Singapore September 14 2022: Asian shares tumbled, the dollar held firm and two-year Treasury yields hit a new 15-year high on Wednesday, as a U.S. inflation report dashed hopes for a peak in inflation, fuelling bets rates may have to be raised higher for longer.
U.S. Labor Department data showed on Tuesday the headline Consumer Price Index gained 0.1% on a monthly basis versus expectations for a 0.1% decline. In particular, core inflation, stripping out volatile food and energy prices, doubled to 0.6%.
Wall Street saw its steepest fall in two years, the safe-haven dollar posted its biggest jump since early 2020, and two-year Treasury yields, which rise with traders’ expectations of higher Fed fund rates, jumped to the highest level in 15 years.
MSCI’s broadest index of Asia-Pacific shares outside Japan (.MIAPJ0000PUS) fell 2.1% on Wednesday, dragged lower by a 2.7% plunge in resources-heavy Australia (.AXJO), a 2.4% drop in Hong Kong’s Hang Seng index (.HSI) and a 1% fall in Chinese bluechips (.CSI300).
Japan’s Nikkei (.N225) tumbled 2.3%.
After a heavy equity selloff overnight, both the S&P 500 futures and Nasdaq futures rose 0.3%. On Tuesday, the Dow Jones Industrial Average (.DJI) plunged 3.94%, the S&P 500 (.SPX) lost 4.2%, and the Nasdaq Composite (.IXIC) dropped 5.16%.
“Markets have reacted violently to what I would consider to be a modest miss in U.S. CPI,” said Scott Rundell, chief investment officer at Mutual Limited.
“Futures have stabilised, so we might see a dead-cat bounce tonight.”
Financial markets now have fully priced in an interest rate hike of at least 75 basis points at the conclusion of the FOMC’s policy meeting next week, with a 38% probability of a super-sized, full-percentage-point increase to the Fed funds target rate, according to CME’s FedWatch tool.
A day earlier, the probability of a 100 bps hike was zero.

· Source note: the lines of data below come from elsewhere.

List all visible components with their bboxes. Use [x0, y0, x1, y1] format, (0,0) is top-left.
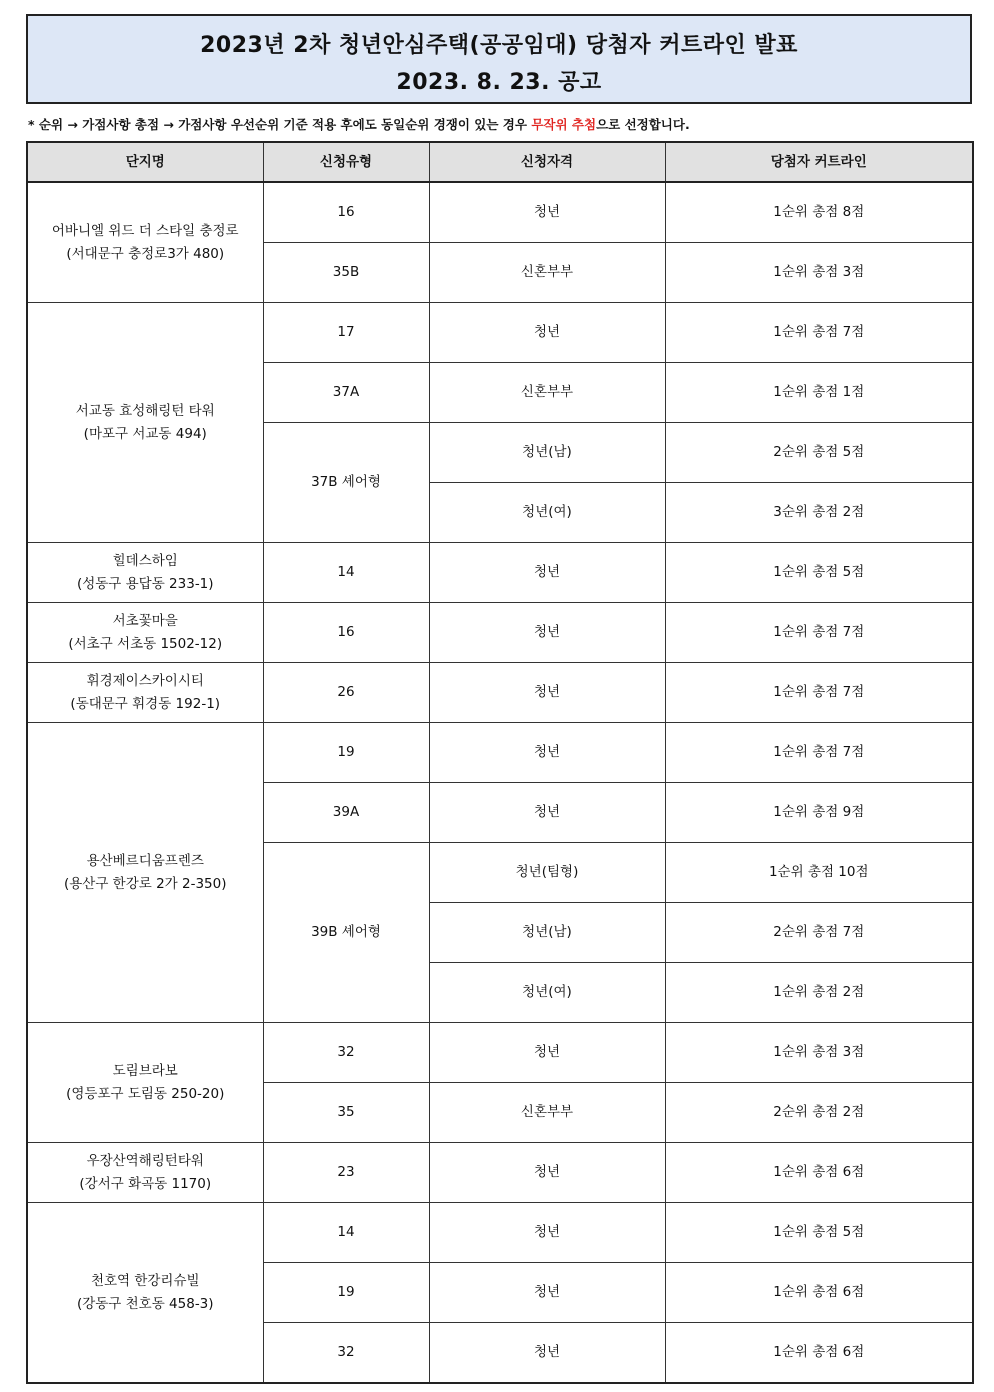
cutoff-cell: 1순위 총점 6점: [665, 1263, 973, 1323]
qualification-cell: 청년: [429, 663, 665, 723]
complex-name: 서초꽃마을: [112, 612, 178, 629]
complex-cell: [27, 182, 263, 303]
cutoff-cell: 1순위 총점 3점: [665, 243, 973, 303]
complex-cell: [27, 723, 263, 1023]
application-type-cell: 39B 셰어형: [263, 843, 429, 1023]
complex-cell: [27, 1023, 263, 1143]
qualification-cell: 청년(남): [429, 903, 665, 963]
qualification-cell: 청년: [429, 783, 665, 843]
column-header-cutoff: 당첨자 커트라인: [665, 142, 973, 182]
complex-address: (영등포구 도림동 250-20): [66, 1085, 225, 1102]
application-type-cell: 16: [263, 182, 429, 243]
qualification-cell: 청년: [429, 303, 665, 363]
application-type-cell: 39A: [263, 783, 429, 843]
cutoff-cell: 1순위 총점 7점: [665, 723, 973, 783]
cutoff-cell: 1순위 총점 6점: [665, 1143, 973, 1203]
application-type-cell: 35: [263, 1083, 429, 1143]
cutoff-cell: 1순위 총점 2점: [665, 963, 973, 1023]
qualification-cell: 신혼부부: [429, 243, 665, 303]
complex-name: 어바니엘 위드 더 스타일 충정로: [51, 222, 239, 239]
qualification-cell: 청년: [429, 543, 665, 603]
announcement-date: 2023. 8. 23. 공고: [396, 70, 602, 95]
table-row: [27, 663, 973, 723]
complex-address: (용산구 한강로 2가 2-350): [63, 875, 227, 892]
qualification-cell: 신혼부부: [429, 363, 665, 423]
complex-name: 천호역 한강리슈빌: [90, 1272, 200, 1289]
application-type-cell: 17: [263, 303, 429, 363]
cutoff-cell: 1순위 총점 5점: [665, 1203, 973, 1263]
table-header-row: [27, 142, 973, 182]
application-type-cell: 32: [263, 1023, 429, 1083]
page-title: 2023년 2차 청년안심주택(공공임대) 당첨자 커트라인 발표: [200, 33, 798, 58]
note-prefix: * 순위 → 가점사항 총점 → 가점사항 우선순위 기준 적용 후에도 동일순위 경쟁이 있는 경우: [28, 117, 532, 132]
cutoff-cell: 2순위 총점 5점: [665, 423, 973, 483]
note-highlight: 무작위 추첨: [531, 117, 597, 132]
column-header-type: 신청유형: [263, 142, 429, 182]
cutoff-cell: 1순위 총점 1점: [665, 363, 973, 423]
cutoff-cell: 1순위 총점 7점: [665, 663, 973, 723]
table-body: [27, 182, 973, 1383]
selection-note: [28, 115, 690, 133]
table-row: [27, 1203, 973, 1263]
complex-name: 서교동 효성해링턴 타워: [75, 402, 215, 419]
complex-cell: [27, 1203, 263, 1384]
table-row: [27, 182, 973, 243]
table-row: [27, 603, 973, 663]
title-box: [26, 14, 972, 104]
application-type-cell: 35B: [263, 243, 429, 303]
column-header-qualification: 신청자격: [429, 142, 665, 182]
qualification-cell: 청년(팀형): [429, 843, 665, 903]
table-row: [27, 723, 973, 783]
application-type-cell: 32: [263, 1323, 429, 1384]
qualification-cell: 청년: [429, 723, 665, 783]
cutoff-cell: 1순위 총점 10점: [665, 843, 973, 903]
cutoff-cell: 1순위 총점 7점: [665, 303, 973, 363]
application-type-cell: 37A: [263, 363, 429, 423]
application-type-cell: 19: [263, 1263, 429, 1323]
complex-address: (강동구 천호동 458-3): [76, 1295, 214, 1312]
cutoff-cell: 1순위 총점 5점: [665, 543, 973, 603]
qualification-cell: 청년: [429, 1263, 665, 1323]
application-type-cell: 19: [263, 723, 429, 783]
qualification-cell: 청년: [429, 1143, 665, 1203]
qualification-cell: 청년(남): [429, 423, 665, 483]
complex-address: (동대문구 휘경동 192-1): [70, 695, 221, 712]
complex-address: (강서구 화곡동 1170): [79, 1175, 212, 1192]
application-type-cell: 37B 셰어형: [263, 423, 429, 543]
complex-cell: [27, 663, 263, 723]
table-row: [27, 303, 973, 363]
qualification-cell: 청년: [429, 1023, 665, 1083]
table-row: [27, 543, 973, 603]
complex-name: 휘경제이스카이시티: [86, 672, 204, 689]
complex-name: 도림브라보: [112, 1062, 178, 1079]
cutoff-table: [26, 141, 974, 1384]
table-row: [27, 1143, 973, 1203]
complex-address: (서대문구 충정로3가 480): [66, 245, 225, 262]
qualification-cell: 청년: [429, 1203, 665, 1263]
complex-name: 힐데스하임: [112, 552, 178, 569]
complex-name: 우장산역해링턴타워: [86, 1152, 204, 1169]
qualification-cell: 청년: [429, 182, 665, 243]
complex-address: (서초구 서초동 1502-12): [68, 635, 223, 652]
qualification-cell: 청년(여): [429, 483, 665, 543]
qualification-cell: 청년: [429, 603, 665, 663]
cutoff-cell: 1순위 총점 3점: [665, 1023, 973, 1083]
application-type-cell: 14: [263, 543, 429, 603]
complex-cell: [27, 303, 263, 543]
application-type-cell: 23: [263, 1143, 429, 1203]
note-suffix: 으로 선정합니다.: [596, 117, 690, 132]
column-header-complex: 단지명: [27, 142, 263, 182]
cutoff-cell: 2순위 총점 7점: [665, 903, 973, 963]
qualification-cell: 신혼부부: [429, 1083, 665, 1143]
qualification-cell: 청년: [429, 1323, 665, 1384]
cutoff-cell: 3순위 총점 2점: [665, 483, 973, 543]
complex-address: (성동구 용답동 233-1): [76, 575, 214, 592]
cutoff-cell: 1순위 총점 7점: [665, 603, 973, 663]
application-type-cell: 14: [263, 1203, 429, 1263]
qualification-cell: 청년(여): [429, 963, 665, 1023]
complex-address: (마포구 서교동 494): [83, 425, 207, 442]
table-row: [27, 1023, 973, 1083]
complex-name: 용산베르디움프렌즈: [86, 852, 204, 869]
complex-cell: [27, 1143, 263, 1203]
complex-cell: [27, 543, 263, 603]
application-type-cell: 26: [263, 663, 429, 723]
cutoff-cell: 1순위 총점 8점: [665, 182, 973, 243]
complex-cell: [27, 603, 263, 663]
cutoff-cell: 2순위 총점 2점: [665, 1083, 973, 1143]
application-type-cell: 16: [263, 603, 429, 663]
cutoff-cell: 1순위 총점 9점: [665, 783, 973, 843]
cutoff-cell: 1순위 총점 6점: [665, 1323, 973, 1384]
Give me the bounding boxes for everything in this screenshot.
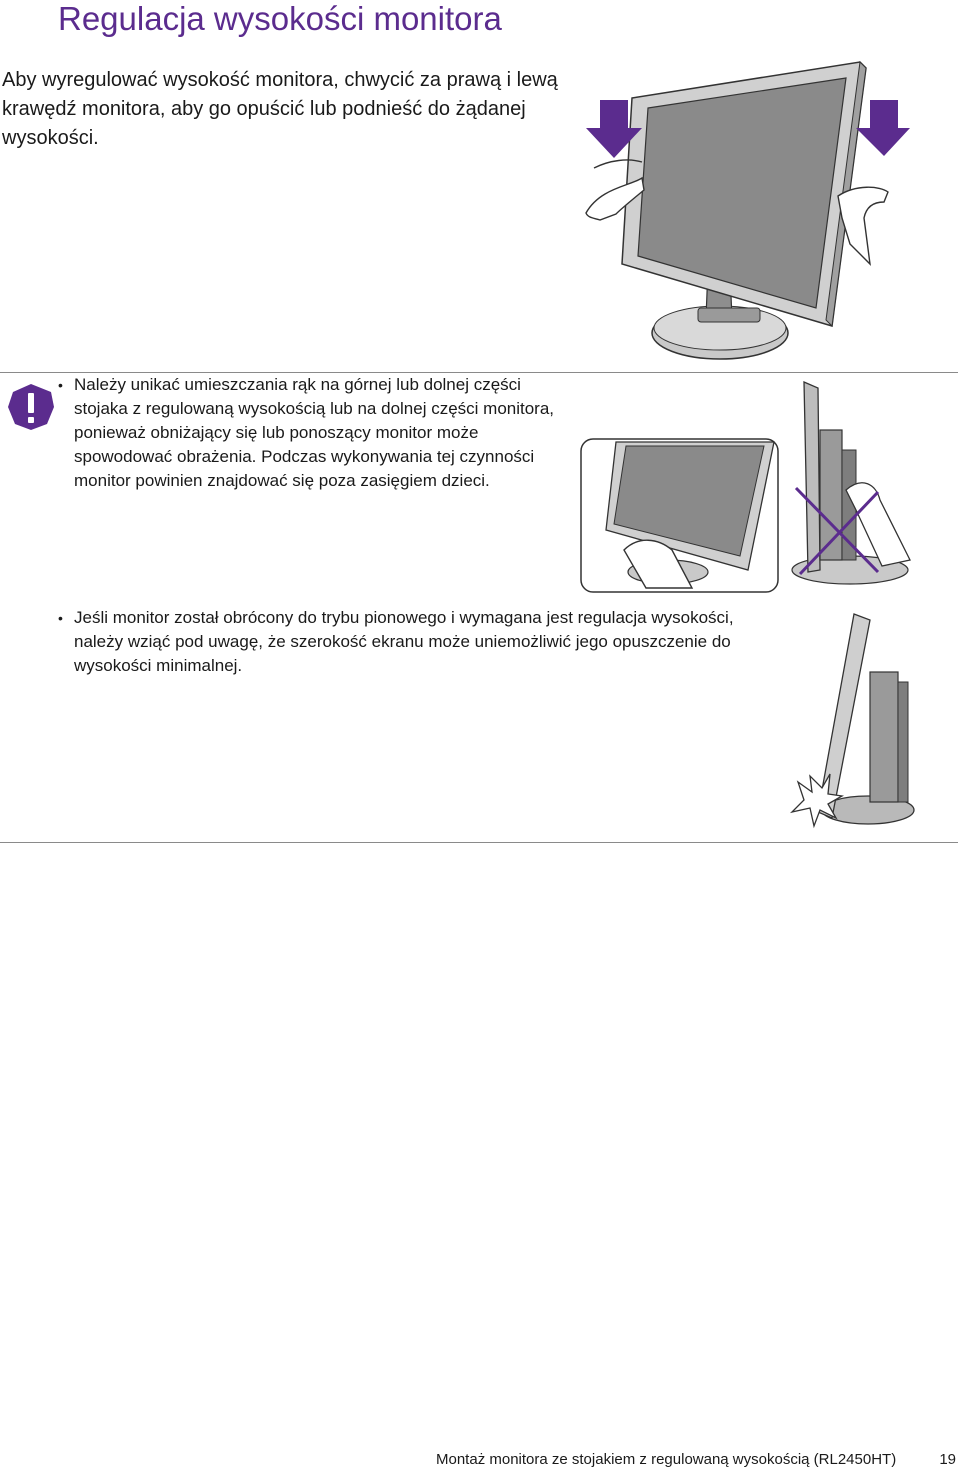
section-divider-bottom <box>0 842 958 843</box>
footer-title: Montaż monitora ze stojakiem z regulowaną wysokością (RL2450HT) <box>436 1451 897 1468</box>
page-title: Regulacja wysokości monitora <box>58 0 502 37</box>
exclamation-warning-icon <box>7 383 55 431</box>
hand-under-monitor-illustration <box>580 438 780 594</box>
side-view-crossed-illustration <box>786 380 916 586</box>
monitor-height-adjust-illustration <box>580 58 910 364</box>
portrait-mode-collision-illustration <box>788 612 920 830</box>
intro-paragraph: Aby wyregulować wysokość monitora, chwycić za prawą i lewą krawędź monitora, aby go opuścić lub podnieść do żądanej wysokości. <box>2 69 558 149</box>
down-arrow-right-icon <box>856 100 910 156</box>
warning-bullet-hands: • Należy unikać umieszczania rąk na górnej lub dolnej części stojaka z regulowaną wysokością lub na dolnej części monitora, ponieważ obniżający się lub ponoszący monitor może spowodować obrażenia. Podczas wykonywania tej czynności monitor powinien znajdować się poza zasięgiem dzieci. <box>58 373 574 493</box>
note-bullet-portrait: • Jeśli monitor został obrócony do trybu pionowego i wymagana jest regulacja wysokości, należy wziąć pod uwagę, że szerokość ekranu może uniemożliwić jego opuszczenie do wysokości minimalnej. <box>58 606 784 678</box>
page-number: 19 <box>939 1451 956 1468</box>
page-footer <box>436 1451 956 1468</box>
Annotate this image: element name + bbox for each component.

“USD rates are now pricing in a Fed funds rate of 4.25% by end-2022 (75bps, 75bps, 25bps for the remaining three meetings). Decent odds of a 4.5% peak early 2023 is also reflected,” said Eugene Leow, senior rates strategist at Deutsche Bank.
“While resilient growth and slowing inflation can make for a better risk taking environment, the U.S. economy now looks too hot still. With no clear signs of the labour market slowing and inflation still problematic, a downshift from the Fed looks set to be delayed again.”
In the currency markets, the U.S. dollar held firm against a basket of major currencies at 109.8, after jumping 1.4% overnight on the surprisingly strong U.S. inflation report.
It hovered close to its 24-year peak against the rate-sensitive Japanese yen at 144.4 yen. The yen has been a victim of the dovish monetary stance from the Bank of Japan, in contrast with rate hikes elsewhere.
The two-year U.S. Treasury yield scaled a new 15-year high of 3.8040% on Friday before retreating to 3.777%, and its curve gap with the benchmark ten-year yields hovering around 34 basis points, compared with just 16 bps a week ago.
The yield curve inversion is usually treated as a warning of recession.
The yield on 10-year Treasury notes rose to 3.4273% compared with its U.S. close of 3.423% on Tuesday.
Oil prices recovered some ground on Friday, after falling in the previous session. U.S. crude settled up 0.3% at $87.57 per barrel and Brent settled at $93.38, up 0.2% on the day.
Gold was slightly higher. Spot gold was traded at $1701.7526 per ounce.